Pro move: keep your exported Markdown in the same folder naming scheme as your Collections, so you can jump between videos and notes without hunting. (Related: Markdown Export Guide)
Related reading
FAQ
Q: Do I need a hardware keyboard to use timestamp hotkeys? A: No. You can tap the on‑screen Timestamp button while the video plays. A hardware keyboard simply makes capture faster and keeps your eyes on the content.
Q: Can I change timestamp format (e.g., mm:ss
vs. hh:mm:ss
)? A: Yes. Use the timestamp format setting for shorter clips (mm:ss
) or long lectures (hh:mm:ss
). Your choice is reflected in exports and note links.
Q: Can I edit or move a timestamp after I’ve created it? A: Absolutely. Open the note, adjust the time value or use Update Timestamp after scrubbing the playhead to the correct moment.
Q: Does this work with YouTube links? A: Yes. NotedCut streams via the official YouTube player. Timestamps jump within the in‑app player as long as seeking is permitted and you’re online.

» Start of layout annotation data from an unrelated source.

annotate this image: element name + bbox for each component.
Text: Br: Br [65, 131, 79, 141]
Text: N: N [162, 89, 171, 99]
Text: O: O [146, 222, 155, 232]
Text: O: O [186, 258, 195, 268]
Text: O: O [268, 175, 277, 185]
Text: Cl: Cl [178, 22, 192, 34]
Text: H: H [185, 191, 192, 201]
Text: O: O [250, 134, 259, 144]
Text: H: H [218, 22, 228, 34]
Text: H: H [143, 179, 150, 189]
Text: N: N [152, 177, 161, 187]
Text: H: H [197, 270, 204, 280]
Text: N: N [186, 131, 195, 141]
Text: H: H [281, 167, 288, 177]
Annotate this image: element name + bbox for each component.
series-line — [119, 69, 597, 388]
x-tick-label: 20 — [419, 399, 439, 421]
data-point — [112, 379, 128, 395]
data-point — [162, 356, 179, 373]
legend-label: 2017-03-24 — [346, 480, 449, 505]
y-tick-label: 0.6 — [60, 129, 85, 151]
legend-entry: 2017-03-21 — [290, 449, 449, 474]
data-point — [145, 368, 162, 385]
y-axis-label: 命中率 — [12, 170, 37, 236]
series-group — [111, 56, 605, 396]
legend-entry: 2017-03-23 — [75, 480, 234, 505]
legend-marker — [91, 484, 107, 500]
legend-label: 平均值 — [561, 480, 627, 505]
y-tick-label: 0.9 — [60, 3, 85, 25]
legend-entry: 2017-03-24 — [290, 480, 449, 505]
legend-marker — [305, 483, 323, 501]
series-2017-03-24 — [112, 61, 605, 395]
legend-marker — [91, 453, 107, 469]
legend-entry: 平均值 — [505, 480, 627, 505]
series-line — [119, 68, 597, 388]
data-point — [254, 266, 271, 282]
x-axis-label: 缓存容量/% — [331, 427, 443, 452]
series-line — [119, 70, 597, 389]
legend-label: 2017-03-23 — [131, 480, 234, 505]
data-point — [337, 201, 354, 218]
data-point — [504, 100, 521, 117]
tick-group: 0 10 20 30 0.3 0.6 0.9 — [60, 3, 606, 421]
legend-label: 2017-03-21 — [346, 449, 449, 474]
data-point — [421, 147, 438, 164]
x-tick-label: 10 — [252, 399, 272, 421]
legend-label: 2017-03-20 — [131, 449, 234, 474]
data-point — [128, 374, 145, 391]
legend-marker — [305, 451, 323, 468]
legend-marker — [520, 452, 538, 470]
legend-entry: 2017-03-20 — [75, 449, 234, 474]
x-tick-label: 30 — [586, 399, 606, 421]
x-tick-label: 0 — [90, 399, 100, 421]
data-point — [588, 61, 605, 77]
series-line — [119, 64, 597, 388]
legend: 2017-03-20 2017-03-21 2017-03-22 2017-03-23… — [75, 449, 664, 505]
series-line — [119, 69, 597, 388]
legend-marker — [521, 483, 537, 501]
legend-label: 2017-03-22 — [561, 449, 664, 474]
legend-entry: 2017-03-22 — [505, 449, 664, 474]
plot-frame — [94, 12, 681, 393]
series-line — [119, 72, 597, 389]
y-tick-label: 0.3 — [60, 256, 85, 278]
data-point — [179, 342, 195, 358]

Q: What’s the best way to keep up during fast lectures? A: Use the two‑pass method: drop terse, tagged notes on the first pass without pausing, then star 3–5 key timestamps and expand them on a short second pass.
Summary
Timestamp hotkeys shift you from stop‑and‑type to capture‑and‑review. Assign an ergonomic shortcut, adopt a tiny note syntax, and keep the video rolling. With timestamps anchoring every idea, your notes become a clickable map for lightning‑fast review and sharing.